Hive常见故障多案例FAQ宝典 --项目总结(宝典一)

名称	说明
HiveServer	一个集群内可部署多个HiveServer，负荷分担。对外提供Hive数据库服务，将用户提交的HQL语句进行编译，解析成对应的Yarn任务或者HDFS操作，从而完成数据的提取、转换、分析。
MetaStore	一个集群内可部署多个MetaStore，负荷分担。提供Hive的元数据服务，负责Hive表的结构和属性信息读、写、维护和修改。提供Thrift接口，供HiveServer、Impala、WebHCat等MetaStore客户端来访问，操作元数据。
WebHCat	一个集群内可部署多个WebHCat，负荷分担。提供Rest接口，通过Rest执行Hive命令，提交MapReduce任务。
Hive客户端	包括人机交互命令行Beeline、提供给JDBC应用的JDBC驱动、提供给Python应用的Python驱动、提供给Mapreduce的HCatalog相关JAR包。

【1】参数及配置类常见故障案例如下：

执行set命令的时候报cannot modify xxx at runtime.

症状

执行set命令时报以下错误：

0: jdbc:hive2://xxx.xxx.xxx.xxx:21066/> set mapred.job.queue.name=QueueA; Error: Error while processing statement: Cannot modify mapred.job.queue.name at list of params that are allowed to be modified at runtime (state=42000,code=1)

解决方法

方案1：

登录集群 Manager页面，选择“集群 > 服务 > Hive > 配置 > 全部配置 > Hive > 安全”。
将要添加的参数添加到配置项hive.security.authorization.sqlstd.confwhitelist中。
点击保存并重启HiveServer后即可。如下图所示：

方案2：

登录集群 Manager页面，单击“集群 > 服务 > Hive > 配置 > 全部配置 > Hive > 安全”。
找到选项hive.security.whitelist.switch，选择OFF，点击保存并重启即可。

怎样在Hive提交任务的时候指定队列？

解决方法

如下，在执行语句前通过下述参数设置：

set mapred.job.queue.name=QueueA; select count(*) from rc;

提交任务后，可在Yarn页面看到，任务已经提交到队列QueueA了。（说明：队列的名称区分大小写，如写成queueA,Queuea均无效。）

如何在导入表时指定输出的文件压缩格式

解决方法

如需要全局设置，既对所有表都进行压缩；可以在 Manager页面上进行全局配置，如下：hive.exec.compress.output=true; 这个一定要选择true，否则下面选项不会生效。

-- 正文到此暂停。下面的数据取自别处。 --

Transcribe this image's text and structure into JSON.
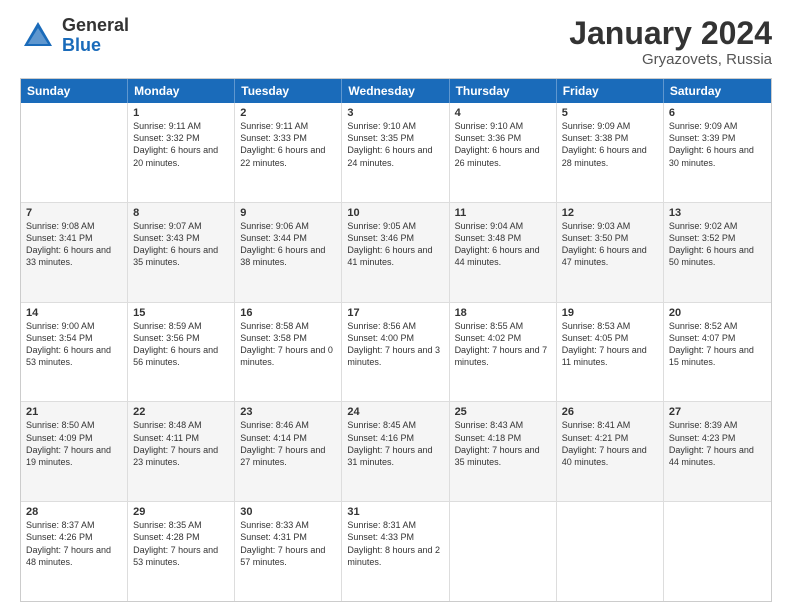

如需在session级设置，只需要在执行命令前做如下设置即可：

set hive.exec.compress.output=true; set mapred.output.compression.codec=org.apache.hadoop.io.compress.SnappyCodec;

当前Hive支持以下几种压缩格式：

org.apache.hadoop.io.compress.BZip2Codec org.apache.hadoop.io.compress.Lz4Codec org.apache.hadoop.io.compress.DeflateCodec org.apache.hadoop.io.compress.SnappyCodec org.apache.hadoop.io.compress.GzipCodec

desc描述表过长时，无法显示完整

解决方法

扩展：可通过beeline -help看到很多关于客户端显示的设置。如下：

 -u <database url> the JDBC URL to connect to -n <username> the username to connect as -p <password> the password to connect as -d <driver class> the driver class to use -i <init file> script file for initialization -e <query> query that should be executed -f <exec file> script file that should be executed --hiveconf property=value Use value for given property --color=[true/false] control whether color is used for display --showHeader=[true/false] show column names in query results --headerInterval=ROWS; the interval between which heades are displayed --fastConnect=[true/false] skip building table/column list for tab-completion --autoCommit=[true/false] enable/disable automatic transaction commit --verbose=[true/false] show verbose error messages and debug info --showWarnings=[true/false] display connection warnings --showNestedErrs=[true/false] display nested errors --numberFormat=[pattern] format numbers using DecimalFormat pattern --force=[true/false] continue running script even after errors --maxWidth=MAXWIDTH the maximum width of the terminal --maxColumnWidth=MAXCOLWIDTH the maximum width to use when displaying columns --silent=[true/false] be more silent --autosave=[true/false] automatically save preferences --outputformat=[table/vertical/csv2/tsv2/dsv/csv/tsv] format mode for result display Note that csv, and tsv are deprecated - use csv2, tsv2 instead --truncateTable=[true/false] truncate table column when it exceeds length --delimiterForDSV=DELIMITER specify the delimiter for delimiter-separated values output format (default: |) --isolation=LEVEL set the transaction isolation level --nullemptystring=[true/false] set to true to get historic behavior of printing null as empty string --socketTimeOut=n socket connection timeout interval, in second. The default value is 300.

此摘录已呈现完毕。